In this article, we'll see how Alpha Anywhere can write data binding code. In Server-side Action Scripting, we see how Alpha Anywhere can generate other server-side actions.

We start by inserting a new control into a UX Component, selecting Create multiple new controls at once, and clicking the Populate list from a table link. In this example we picked the Customer.dbf table from AlphaSports, and left Include data binding information checked.

After pressing OK, we have all the fields we need. What's more, the field types match the corresponding types in the table. Here we see an automatically generated numeric field type.

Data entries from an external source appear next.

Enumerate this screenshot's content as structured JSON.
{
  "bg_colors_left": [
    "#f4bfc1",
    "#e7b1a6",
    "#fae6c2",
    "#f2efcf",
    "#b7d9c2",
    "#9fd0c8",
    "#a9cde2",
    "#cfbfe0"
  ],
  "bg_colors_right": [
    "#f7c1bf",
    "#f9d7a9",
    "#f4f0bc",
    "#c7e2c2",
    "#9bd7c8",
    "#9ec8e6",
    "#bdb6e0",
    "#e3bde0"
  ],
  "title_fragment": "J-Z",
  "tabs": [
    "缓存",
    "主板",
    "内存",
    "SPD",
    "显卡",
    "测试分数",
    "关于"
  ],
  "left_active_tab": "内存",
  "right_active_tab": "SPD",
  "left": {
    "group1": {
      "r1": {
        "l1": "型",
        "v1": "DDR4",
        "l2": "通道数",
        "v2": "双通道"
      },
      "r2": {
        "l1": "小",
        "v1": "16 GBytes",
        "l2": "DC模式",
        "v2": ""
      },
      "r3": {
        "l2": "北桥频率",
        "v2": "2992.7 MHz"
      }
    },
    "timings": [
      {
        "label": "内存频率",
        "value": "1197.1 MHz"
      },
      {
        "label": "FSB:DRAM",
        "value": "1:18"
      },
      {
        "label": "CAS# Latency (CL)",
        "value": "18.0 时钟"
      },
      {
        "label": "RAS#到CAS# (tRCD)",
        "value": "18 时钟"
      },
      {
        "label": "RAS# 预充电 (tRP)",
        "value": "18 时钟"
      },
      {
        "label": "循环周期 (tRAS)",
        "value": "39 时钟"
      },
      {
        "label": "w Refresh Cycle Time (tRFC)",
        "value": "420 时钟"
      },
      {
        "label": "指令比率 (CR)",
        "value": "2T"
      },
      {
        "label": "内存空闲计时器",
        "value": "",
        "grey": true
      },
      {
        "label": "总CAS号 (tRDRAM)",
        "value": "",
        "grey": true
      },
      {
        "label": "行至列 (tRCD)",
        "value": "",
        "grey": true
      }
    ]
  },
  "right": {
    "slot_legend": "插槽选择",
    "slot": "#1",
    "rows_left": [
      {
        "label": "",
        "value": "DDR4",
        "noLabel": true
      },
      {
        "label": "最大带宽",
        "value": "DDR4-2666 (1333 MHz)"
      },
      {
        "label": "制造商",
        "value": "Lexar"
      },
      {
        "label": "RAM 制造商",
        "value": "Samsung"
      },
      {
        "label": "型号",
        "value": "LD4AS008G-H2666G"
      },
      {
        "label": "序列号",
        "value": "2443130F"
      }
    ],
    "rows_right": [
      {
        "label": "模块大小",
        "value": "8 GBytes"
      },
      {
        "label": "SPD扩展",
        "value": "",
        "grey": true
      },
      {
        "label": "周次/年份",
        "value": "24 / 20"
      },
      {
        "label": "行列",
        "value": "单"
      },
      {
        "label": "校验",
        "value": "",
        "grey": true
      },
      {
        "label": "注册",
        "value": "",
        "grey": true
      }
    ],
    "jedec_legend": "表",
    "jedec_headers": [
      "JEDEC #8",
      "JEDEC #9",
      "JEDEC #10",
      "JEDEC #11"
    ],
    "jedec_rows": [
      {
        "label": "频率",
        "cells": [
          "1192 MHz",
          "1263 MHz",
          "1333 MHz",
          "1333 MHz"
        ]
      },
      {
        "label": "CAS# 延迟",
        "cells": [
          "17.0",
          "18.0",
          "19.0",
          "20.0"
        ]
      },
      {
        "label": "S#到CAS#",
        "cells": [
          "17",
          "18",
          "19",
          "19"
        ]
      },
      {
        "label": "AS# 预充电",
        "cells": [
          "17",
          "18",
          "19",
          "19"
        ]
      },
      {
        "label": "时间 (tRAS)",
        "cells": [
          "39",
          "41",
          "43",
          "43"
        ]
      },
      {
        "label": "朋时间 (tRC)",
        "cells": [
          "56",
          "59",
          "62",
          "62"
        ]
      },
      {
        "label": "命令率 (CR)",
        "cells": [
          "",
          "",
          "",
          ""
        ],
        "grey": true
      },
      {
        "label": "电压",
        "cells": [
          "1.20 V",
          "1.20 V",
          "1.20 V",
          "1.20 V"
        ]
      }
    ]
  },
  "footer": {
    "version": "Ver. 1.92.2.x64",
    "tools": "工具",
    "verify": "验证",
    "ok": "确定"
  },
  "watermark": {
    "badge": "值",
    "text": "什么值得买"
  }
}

We also have automatically generated binding information for the field, seen at the lower right.

The data binding panel of the dialog definition has four actions. We have expanded the descriptions for the two major actions.

We aren't stuck with the bindings we got from the original table. We can create the tables to match the controls we have in the dialog. This is a three-step process.

In the first step, we define our table aliases (abstract table names) and fields. Here we are setting the lengths of all the character fields at once.

The table properties are relatively simple. Here we have chosen SQL, a connection string, and a table name to create on the connection.

At this point we can actually create the table or tables, or if the database we need is not available, save the settings for later creation. The settings will be saved even if we create the table.

Going back to the data binding pane, we can now bind the dialog controls to the fields of the SQL table we just created.

The first step is to specify the tables. These are already set properly, because of the previous steps.

The second step is to bind the controls to the appropriate fields. Again, these are already set properly, because of the previous steps.

Now we need to actually generate the code. We do that with a server-side action in the afterDialogValidate event handler.

We pick the save action and check the debug option.

The server-side action goes into the event handler code as

ExecuteServerSideAction("Save Data::save_customer")

We checked the option to generate SQL debug output, so when we add a submit button and test the dialog we can see the SQL actions.